I have a dataset that is very large 350 million to 1 billion records depending on the batch. On the right side I have a much smaller data set usually in size of 10 million or so, not more. I cannot simply broadcast the right side (sometimes it grows beyond 8BG which is a hard limit). And to top it my left side has power law distribution on the join key.
I have tried doing the trick of randomly exploding the right side key by adding a random salt in order to battle power law distribution on the left side.
This works as intended but for occasional batch I get container failure with memory exceeding limit (19.5 GB out of 19GB). I can only go as far as 17GB + 2GB overhead per executor. I tried reducing cores in order to have more memory per thread but still same problem happens. The issue happens 2 or 3 times per 50 or so batches.

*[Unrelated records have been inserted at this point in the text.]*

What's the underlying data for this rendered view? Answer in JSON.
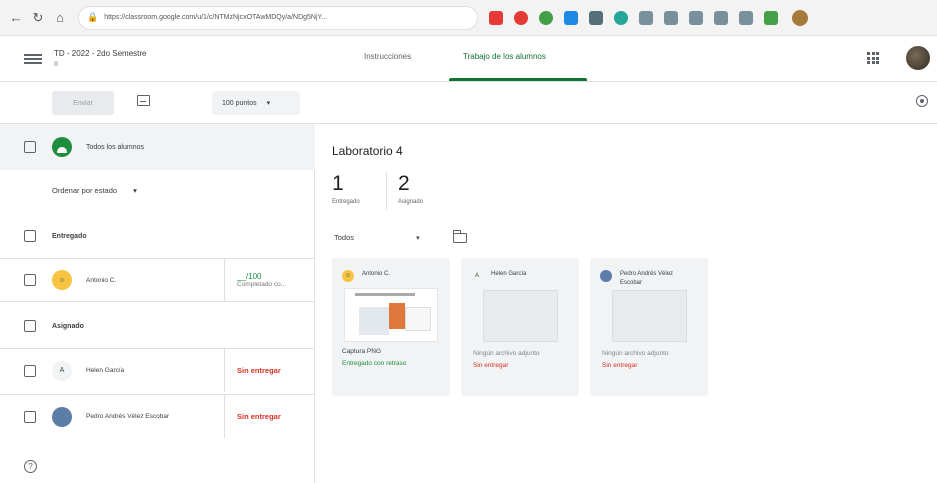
{
  "browser": {
    "url": "https://classroom.google.com/u/1/c/NTMzNjcxOTAwMDQy/a/NDg5NjY... ",
    "extension_colors": [
      "#e53935",
      "#e53935",
      "#43a047",
      "#1e88e5",
      "#546e7a",
      "#26a69a",
      "#546e7a",
      "#546e7a",
      "#546e7a",
      "#546e7a",
      "#546e7a",
      "#546e7a"
    ]
  },
  "header": {
    "course_title": "TD - 2022 - 2do Semestre",
    "course_section": "II",
    "tabs": [
      {
        "label": "Instrucciones",
        "active": false
      },
      {
        "label": "Trabajo de los alumnos",
        "active": true
      }
    ]
  },
  "toolbar": {
    "send_label": "Enviar",
    "points_label": "100 puntos",
    "points_caret": "▾"
  },
  "left": {
    "all_students_label": "Todos los alumnos",
    "sort_label": "Ordenar por estado",
    "sort_caret": "▾",
    "sections": [
      {
        "title": "Entregado",
        "students": [
          {
            "name": "Antonio C.",
            "status": "__/100",
            "status_sub": "Completado co..."
          }
        ]
      },
      {
        "title": "Asignado",
        "students": [
          {
            "name": "Helen García",
            "status": "Sin entregar"
          },
          {
            "name": "Pedro Andrés Vélez Escobar",
            "status": "Sin entregar"
          }
        ]
      }
    ]
  },
  "main": {
    "assignment_title": "Laboratorio 4",
    "stats": [
      {
        "value": "1",
        "label": "Entregado"
      },
      {
        "value": "2",
        "label": "Asignado"
      }
    ],
    "filter_label": "Todos",
    "filter_caret": "▾",
    "cards": [
      {
        "name": "Antonio C.",
        "file": "Captura PNG",
        "status": "Entregado con retraso"
      },
      {
        "name": "Helen García",
        "file": "Ningún archivo adjunto",
        "status": "Sin entregar"
      },
      {
        "name": "Pedro Andrés Vélez Escobar",
        "file": "Ningún archivo adjunto",
        "status": "Sin entregar"
      }
    ]
  },
  "colors": {
    "accent": "#137333",
    "missing": "#d93025",
    "late": "#1e8e3e"
  }
}
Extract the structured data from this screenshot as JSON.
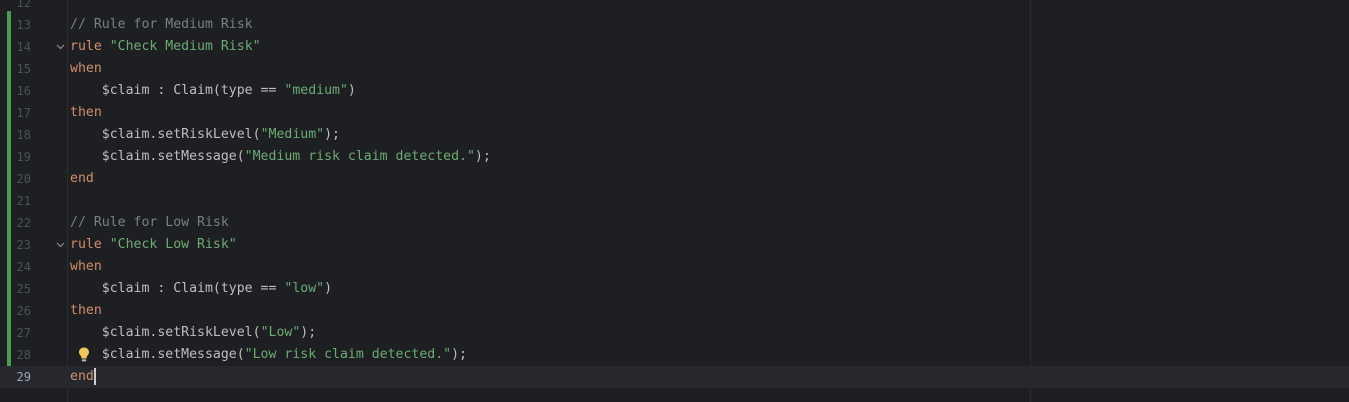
{
  "editor": {
    "language": "drools",
    "lines": [
      {
        "n": "12",
        "parts": []
      },
      {
        "n": "13",
        "parts": [
          {
            "cls": "cmt",
            "t": "// Rule for Medium Risk"
          }
        ]
      },
      {
        "n": "14",
        "fold": true,
        "parts": [
          {
            "cls": "kw",
            "t": "rule"
          },
          {
            "cls": "plain",
            "t": " "
          },
          {
            "cls": "str",
            "t": "\"Check Medium Risk\""
          }
        ]
      },
      {
        "n": "15",
        "parts": [
          {
            "cls": "kw",
            "t": "when"
          }
        ]
      },
      {
        "n": "16",
        "parts": [
          {
            "cls": "plain",
            "t": "    $claim : Claim(type == "
          },
          {
            "cls": "str",
            "t": "\"medium\""
          },
          {
            "cls": "plain",
            "t": ")"
          }
        ]
      },
      {
        "n": "17",
        "parts": [
          {
            "cls": "kw",
            "t": "then"
          }
        ]
      },
      {
        "n": "18",
        "parts": [
          {
            "cls": "plain",
            "t": "    $claim.setRiskLevel("
          },
          {
            "cls": "str",
            "t": "\"Medium\""
          },
          {
            "cls": "plain",
            "t": ");"
          }
        ]
      },
      {
        "n": "19",
        "parts": [
          {
            "cls": "plain",
            "t": "    $claim.setMessage("
          },
          {
            "cls": "str",
            "t": "\"Medium risk claim detected.\""
          },
          {
            "cls": "plain",
            "t": ");"
          }
        ]
      },
      {
        "n": "20",
        "parts": [
          {
            "cls": "kw",
            "t": "end"
          }
        ]
      },
      {
        "n": "21",
        "parts": []
      },
      {
        "n": "22",
        "parts": [
          {
            "cls": "cmt",
            "t": "// Rule for Low Risk"
          }
        ]
      },
      {
        "n": "23",
        "fold": true,
        "parts": [
          {
            "cls": "kw",
            "t": "rule"
          },
          {
            "cls": "plain",
            "t": " "
          },
          {
            "cls": "str",
            "t": "\"Check Low Risk\""
          }
        ]
      },
      {
        "n": "24",
        "parts": [
          {
            "cls": "kw",
            "t": "when"
          }
        ]
      },
      {
        "n": "25",
        "parts": [
          {
            "cls": "plain",
            "t": "    $claim : Claim(type == "
          },
          {
            "cls": "str",
            "t": "\"low\""
          },
          {
            "cls": "plain",
            "t": ")"
          }
        ]
      },
      {
        "n": "26",
        "parts": [
          {
            "cls": "kw",
            "t": "then"
          }
        ]
      },
      {
        "n": "27",
        "parts": [
          {
            "cls": "plain",
            "t": "    $claim.setRiskLevel("
          },
          {
            "cls": "str",
            "t": "\"Low\""
          },
          {
            "cls": "plain",
            "t": ");"
          }
        ]
      },
      {
        "n": "28",
        "bulb": true,
        "parts": [
          {
            "cls": "plain",
            "t": "    $claim.setMessage("
          },
          {
            "cls": "str",
            "t": "\"Low risk claim detected.\""
          },
          {
            "cls": "plain",
            "t": ");"
          }
        ]
      },
      {
        "n": "29",
        "current": true,
        "caret": true,
        "parts": [
          {
            "cls": "kw",
            "t": "end"
          }
        ]
      }
    ]
  },
  "icons": {
    "fold": "chevron-down-icon",
    "bulb": "lightbulb-icon"
  },
  "colors": {
    "background": "#1e1f22",
    "keyword": "#cf8e6d",
    "string": "#6aab73",
    "comment": "#7a7e85",
    "text": "#bcbec4",
    "vcs_changed": "#499c54",
    "bulb": "#f2c55c"
  }
}
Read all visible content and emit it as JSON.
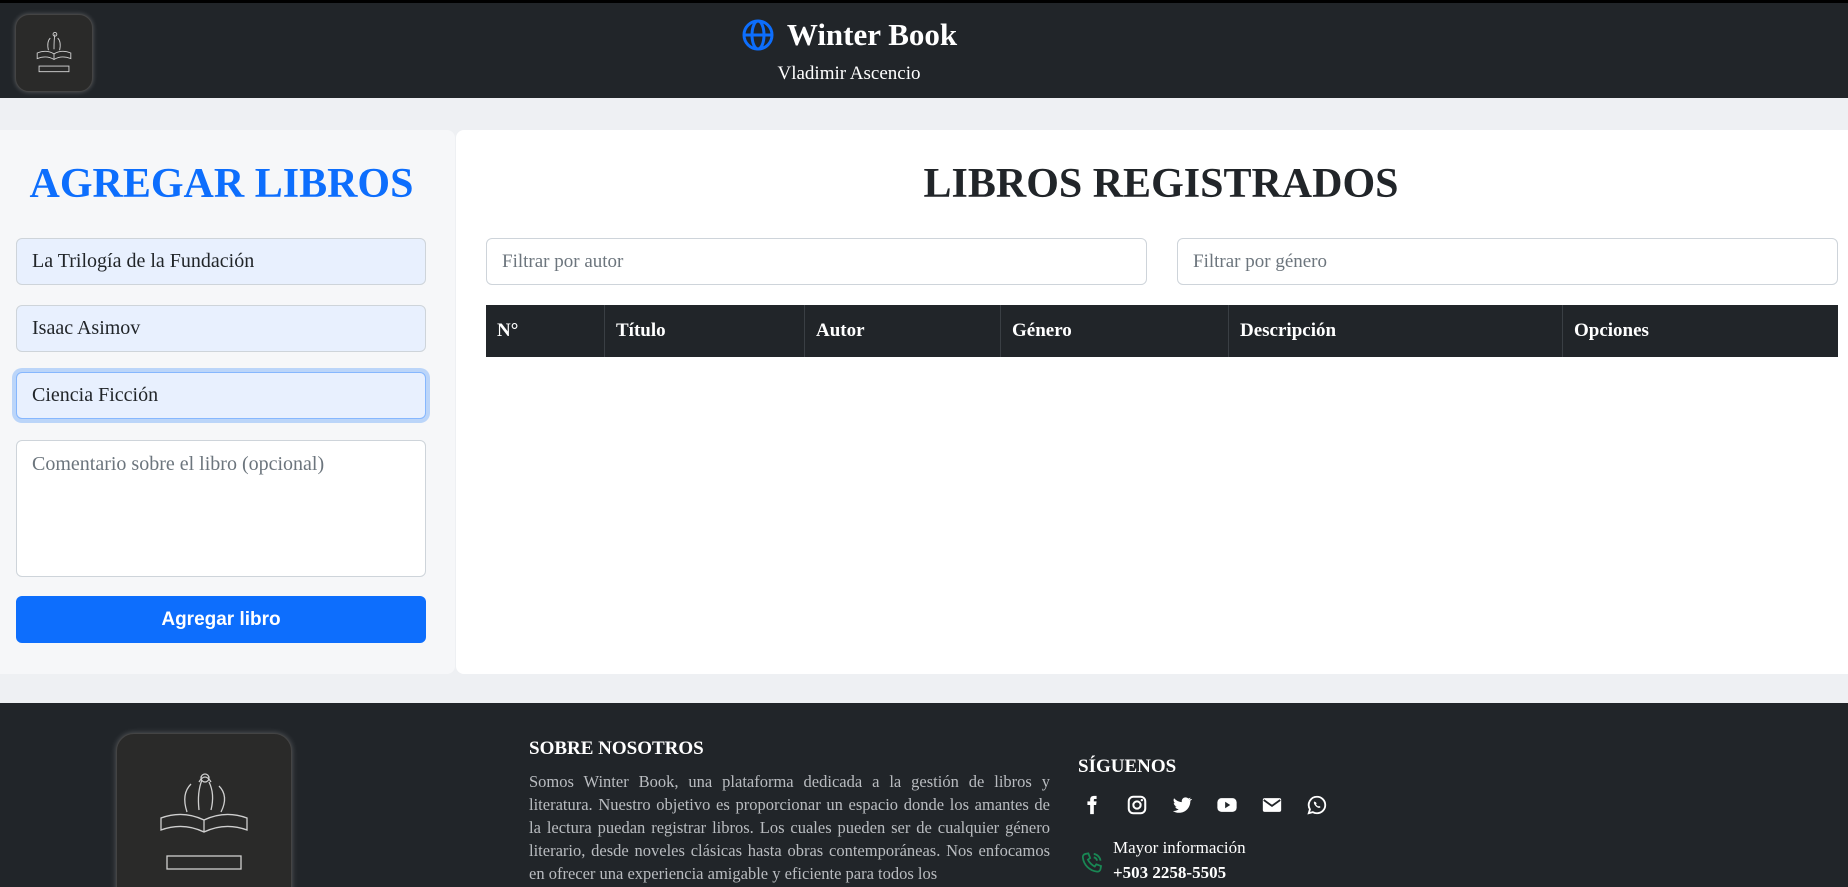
{
  "header": {
    "title": "Winter Book",
    "subtitle": "Vladimir Ascencio",
    "brand_color": "#0d6efd"
  },
  "form": {
    "heading": "AGREGAR LIBROS",
    "title_value": "La Trilogía de la Fundación",
    "author_value": "Isaac Asimov",
    "genre_value": "Ciencia Ficción",
    "comment_placeholder": "Comentario sobre el libro (opcional)",
    "submit_label": "Agregar libro"
  },
  "books": {
    "heading": "LIBROS REGISTRADOS",
    "filter_author_placeholder": "Filtrar por autor",
    "filter_genre_placeholder": "Filtrar por género",
    "columns": [
      "N°",
      "Título",
      "Autor",
      "Género",
      "Descripción",
      "Opciones"
    ],
    "rows": []
  },
  "footer": {
    "about_title": "SOBRE NOSOTROS",
    "about_text": "Somos Winter Book, una plataforma dedicada a la gestión de libros y literatura. Nuestro objetivo es proporcionar un espacio donde los amantes de la lectura puedan registrar libros. Los cuales pueden ser de cualquier género literario, desde noveles clásicas hasta obras contemporáneas. Nos enfocamos en ofrecer una experiencia amigable y eficiente para todos los",
    "follow_title": "SÍGUENOS",
    "social_icons": [
      "facebook-icon",
      "instagram-icon",
      "twitter-icon",
      "youtube-icon",
      "email-icon",
      "whatsapp-icon"
    ],
    "info_label": "Mayor información",
    "phone": "+503 2258-5505",
    "phone_icon_color": "#198754"
  }
}
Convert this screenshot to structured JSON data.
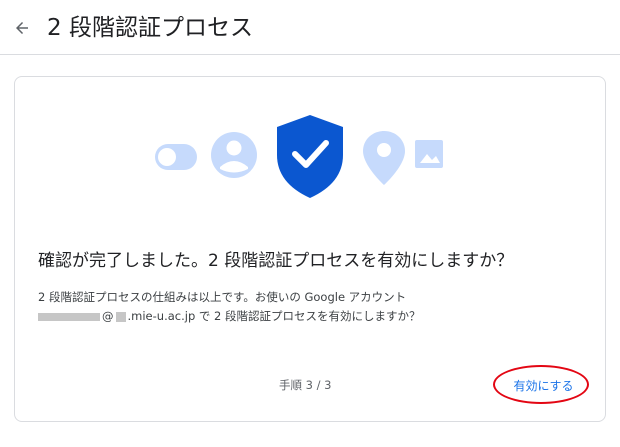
{
  "header": {
    "back_icon": "arrow-back-icon",
    "title": "2 段階認証プロセス"
  },
  "illustration": {
    "icons": [
      "toggle-icon",
      "account-icon",
      "shield-check-icon",
      "location-pin-icon",
      "image-icon"
    ],
    "colors": {
      "light_blue": "#c6dafc",
      "shield_blue": "#1a73e8",
      "check": "#ffffff"
    }
  },
  "card": {
    "heading": "確認が完了しました。2 段階認証プロセスを有効にしますか？",
    "description_line1": "2 段階認証プロセスの仕組みは以上です。お使いの Google アカウント",
    "account_at": "@",
    "account_domain": ".mie-u.ac.jp",
    "description_line2_suffix": " で 2 段階認証プロセスを有効にしますか？",
    "step": "手順 3 / 3",
    "enable_button": "有効にする"
  },
  "colors": {
    "accent": "#1a73e8",
    "divider": "#dadce0",
    "annotation": "#e30613"
  }
}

Same batch runs correctly when job is restarted from the point of failure.
Right side of the join is produced by joining small date to medium size data via broadcast join and the larger side of this join is is checkpoint-ed in order to save time if errors occur.
val x = larger.join(broadcast(smaller), Seq("col1", "col2", ...), "left")
The result is obtained by joining very large data to x.
val res = very_large.join(x, Seq("col2", "col3", ....), "left_outter").where(condition)
My question is whether re-enabling (dissabled by default) shuffle hash join would be a better option in this case. My understanding is that given my right side is so much smaller than left side of the join that shuffle boradcast join could be a better option than sort merge join (which is enabled by default).
I use spark 2.3 (cant upgrade due to platform constraints). I do have some custom catalyst expressions but they have been tested and they dont crash out in other jobs. // I am listing this only for sake of complicity.
Note: I cannot paste code samples due to IP.